Set up a bookshelf in the laundry area with a shelf for each kid. Clean laundry goes on their shelf for them to put away. This saves you from having to “deliver” and the kids know that if it’s not in their hamper, it’s on the shelf. (Or under their bed.)
Assign each child a different color (or type or height) of socks, towels and underpants. All white athletic socks look alike, and laundry markers work for a while but they won’t survive the bleaching process forever.
Set up a “drop zone” by the door. There should be a hook for each child’s backpack and a bin (we use 30-gallon plastic tubs) for each child’s shoes and athletic gear. Do whatever it takes to train the kids to “hang and drop” as soon as they come in the door because if they DO, they will be able to find it if they need it again. If they don’t . . . well, you know that last-minute “I can’t find my permission slip!” panic in the morning? Multiply that by a half-dozen.
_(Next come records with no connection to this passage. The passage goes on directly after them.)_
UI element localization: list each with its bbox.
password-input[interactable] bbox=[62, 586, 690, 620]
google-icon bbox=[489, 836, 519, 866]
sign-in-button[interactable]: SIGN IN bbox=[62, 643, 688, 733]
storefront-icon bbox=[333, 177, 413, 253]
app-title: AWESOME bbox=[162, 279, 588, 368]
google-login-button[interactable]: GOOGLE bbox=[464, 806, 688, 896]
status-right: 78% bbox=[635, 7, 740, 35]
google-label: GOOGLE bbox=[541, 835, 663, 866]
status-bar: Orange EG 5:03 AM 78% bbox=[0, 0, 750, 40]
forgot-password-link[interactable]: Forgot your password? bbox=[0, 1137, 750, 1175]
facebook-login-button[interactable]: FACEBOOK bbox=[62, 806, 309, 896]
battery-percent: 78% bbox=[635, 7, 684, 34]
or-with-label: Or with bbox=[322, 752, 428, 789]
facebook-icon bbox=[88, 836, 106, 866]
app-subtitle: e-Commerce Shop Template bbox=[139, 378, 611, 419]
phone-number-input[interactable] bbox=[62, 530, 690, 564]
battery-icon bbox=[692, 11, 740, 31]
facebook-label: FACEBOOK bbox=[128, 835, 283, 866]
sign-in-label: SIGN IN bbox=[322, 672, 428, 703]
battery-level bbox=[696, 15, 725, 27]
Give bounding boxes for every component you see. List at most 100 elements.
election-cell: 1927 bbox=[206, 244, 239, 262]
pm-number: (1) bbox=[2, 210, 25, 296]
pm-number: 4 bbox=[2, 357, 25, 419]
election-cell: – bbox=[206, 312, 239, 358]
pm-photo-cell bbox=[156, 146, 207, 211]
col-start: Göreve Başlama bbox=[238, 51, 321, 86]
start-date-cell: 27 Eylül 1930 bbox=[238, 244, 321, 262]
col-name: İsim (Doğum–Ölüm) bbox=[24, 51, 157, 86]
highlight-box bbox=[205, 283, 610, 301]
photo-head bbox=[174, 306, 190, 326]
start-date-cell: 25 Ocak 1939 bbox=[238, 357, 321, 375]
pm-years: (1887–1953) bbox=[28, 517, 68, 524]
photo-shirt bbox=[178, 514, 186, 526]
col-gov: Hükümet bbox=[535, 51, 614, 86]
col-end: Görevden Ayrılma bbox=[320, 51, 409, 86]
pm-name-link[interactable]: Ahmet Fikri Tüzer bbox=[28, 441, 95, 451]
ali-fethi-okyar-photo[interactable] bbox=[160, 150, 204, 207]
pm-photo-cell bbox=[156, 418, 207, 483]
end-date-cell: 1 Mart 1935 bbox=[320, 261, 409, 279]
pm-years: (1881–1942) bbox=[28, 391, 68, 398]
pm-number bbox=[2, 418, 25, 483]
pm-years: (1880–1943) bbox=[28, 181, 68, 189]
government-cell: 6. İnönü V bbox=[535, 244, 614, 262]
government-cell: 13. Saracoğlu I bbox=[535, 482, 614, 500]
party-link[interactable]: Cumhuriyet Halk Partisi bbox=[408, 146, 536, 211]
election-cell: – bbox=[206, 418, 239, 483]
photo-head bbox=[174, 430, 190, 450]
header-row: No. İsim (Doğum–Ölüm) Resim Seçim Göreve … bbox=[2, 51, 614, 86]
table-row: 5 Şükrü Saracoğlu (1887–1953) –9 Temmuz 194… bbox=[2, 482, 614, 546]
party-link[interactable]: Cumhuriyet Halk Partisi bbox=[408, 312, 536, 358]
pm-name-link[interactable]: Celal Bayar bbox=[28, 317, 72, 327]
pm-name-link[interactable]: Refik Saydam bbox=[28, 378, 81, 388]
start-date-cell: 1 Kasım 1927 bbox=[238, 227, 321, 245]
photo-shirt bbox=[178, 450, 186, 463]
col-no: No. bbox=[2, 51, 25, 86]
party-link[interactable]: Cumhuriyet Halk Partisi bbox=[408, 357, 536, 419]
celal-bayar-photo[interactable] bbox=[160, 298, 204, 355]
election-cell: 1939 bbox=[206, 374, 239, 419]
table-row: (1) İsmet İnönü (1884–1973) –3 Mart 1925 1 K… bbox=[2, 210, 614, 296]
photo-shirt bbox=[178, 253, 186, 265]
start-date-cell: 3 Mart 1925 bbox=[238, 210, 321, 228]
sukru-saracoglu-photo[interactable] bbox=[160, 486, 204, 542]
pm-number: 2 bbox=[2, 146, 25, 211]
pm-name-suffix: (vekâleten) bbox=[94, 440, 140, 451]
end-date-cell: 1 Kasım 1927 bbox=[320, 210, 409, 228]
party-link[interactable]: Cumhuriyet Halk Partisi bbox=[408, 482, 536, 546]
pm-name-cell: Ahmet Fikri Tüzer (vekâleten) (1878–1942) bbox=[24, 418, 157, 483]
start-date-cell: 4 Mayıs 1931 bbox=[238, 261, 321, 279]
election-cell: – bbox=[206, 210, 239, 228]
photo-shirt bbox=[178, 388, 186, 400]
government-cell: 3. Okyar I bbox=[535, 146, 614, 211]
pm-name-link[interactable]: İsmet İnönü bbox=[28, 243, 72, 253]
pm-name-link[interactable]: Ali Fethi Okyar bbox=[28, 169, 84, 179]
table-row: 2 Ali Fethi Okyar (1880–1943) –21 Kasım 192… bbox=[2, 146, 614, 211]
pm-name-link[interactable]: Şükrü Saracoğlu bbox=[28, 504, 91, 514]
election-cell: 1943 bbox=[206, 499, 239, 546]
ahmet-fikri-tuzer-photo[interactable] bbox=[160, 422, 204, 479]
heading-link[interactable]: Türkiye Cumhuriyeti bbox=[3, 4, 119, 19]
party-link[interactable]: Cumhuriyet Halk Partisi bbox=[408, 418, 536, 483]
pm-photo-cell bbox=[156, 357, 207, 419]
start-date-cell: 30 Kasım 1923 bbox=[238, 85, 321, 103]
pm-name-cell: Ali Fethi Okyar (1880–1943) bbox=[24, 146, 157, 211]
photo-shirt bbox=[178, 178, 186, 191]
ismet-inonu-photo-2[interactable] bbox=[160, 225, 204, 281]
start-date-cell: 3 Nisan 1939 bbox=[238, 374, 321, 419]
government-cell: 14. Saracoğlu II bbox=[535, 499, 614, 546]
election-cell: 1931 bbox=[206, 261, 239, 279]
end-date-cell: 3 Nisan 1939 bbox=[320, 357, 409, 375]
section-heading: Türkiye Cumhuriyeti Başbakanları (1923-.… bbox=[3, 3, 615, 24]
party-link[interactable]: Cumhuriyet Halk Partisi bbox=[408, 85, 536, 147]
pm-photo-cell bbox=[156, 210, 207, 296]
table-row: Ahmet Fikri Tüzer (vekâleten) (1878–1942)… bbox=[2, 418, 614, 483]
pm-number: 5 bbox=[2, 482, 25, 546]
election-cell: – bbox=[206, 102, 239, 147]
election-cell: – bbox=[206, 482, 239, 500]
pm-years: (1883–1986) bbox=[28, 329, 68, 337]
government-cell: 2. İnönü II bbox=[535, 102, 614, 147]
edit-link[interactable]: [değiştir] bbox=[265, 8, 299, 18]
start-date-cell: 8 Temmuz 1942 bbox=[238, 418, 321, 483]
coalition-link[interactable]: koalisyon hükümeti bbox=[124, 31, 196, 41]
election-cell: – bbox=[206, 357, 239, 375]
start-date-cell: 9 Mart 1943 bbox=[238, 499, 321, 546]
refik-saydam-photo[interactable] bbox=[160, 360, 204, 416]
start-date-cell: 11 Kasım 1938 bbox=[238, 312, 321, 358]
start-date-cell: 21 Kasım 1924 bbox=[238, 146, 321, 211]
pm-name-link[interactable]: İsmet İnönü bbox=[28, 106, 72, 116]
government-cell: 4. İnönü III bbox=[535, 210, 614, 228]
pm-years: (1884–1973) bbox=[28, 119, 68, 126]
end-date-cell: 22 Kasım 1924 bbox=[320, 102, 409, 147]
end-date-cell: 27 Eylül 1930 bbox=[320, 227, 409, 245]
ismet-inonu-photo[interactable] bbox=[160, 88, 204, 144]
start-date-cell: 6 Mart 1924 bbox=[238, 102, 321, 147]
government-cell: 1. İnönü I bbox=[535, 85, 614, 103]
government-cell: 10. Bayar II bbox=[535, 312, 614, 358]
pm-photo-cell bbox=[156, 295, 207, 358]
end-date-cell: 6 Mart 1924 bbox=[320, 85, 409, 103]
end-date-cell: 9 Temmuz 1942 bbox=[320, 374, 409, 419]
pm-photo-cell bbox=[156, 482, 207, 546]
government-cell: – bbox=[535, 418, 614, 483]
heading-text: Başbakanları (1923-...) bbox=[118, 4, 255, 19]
A kitchen timer is your best friend. Buy several. Use them to measure computer time, reading time, sit-in-the-corner time, and you-play-for-five-minutes, then-it’s-his-turn time. A child will argue with you. He will not argue with a dinging plastic tomato.
Get enough of those over-the-door hooks to hang one on the bathroom door for each child. Have them hang their towels on the hooks after each shower and reuse them for 2 days or a week (whatever your grime threshold is).
Establish the following Rule: If The Parents’ bedroom door is closed, you may knock on it if you are bleeding, or if you want to be. And for goodness’ sake, buy a lock.
Super Power Bonus: We gave our Middles the exclusive rights to Tattling. The Bigs were expected to set a good example and handle arguments on their own; the Littles were protected by virtue of being the youngest (and abused this privilege sometimes, sad to say). The poor Middles were stuck in the No-Man’s Land in the center, bullied from above and tormented from below, so THEY were allowed to Tattle. For everyone else it was a grave offense.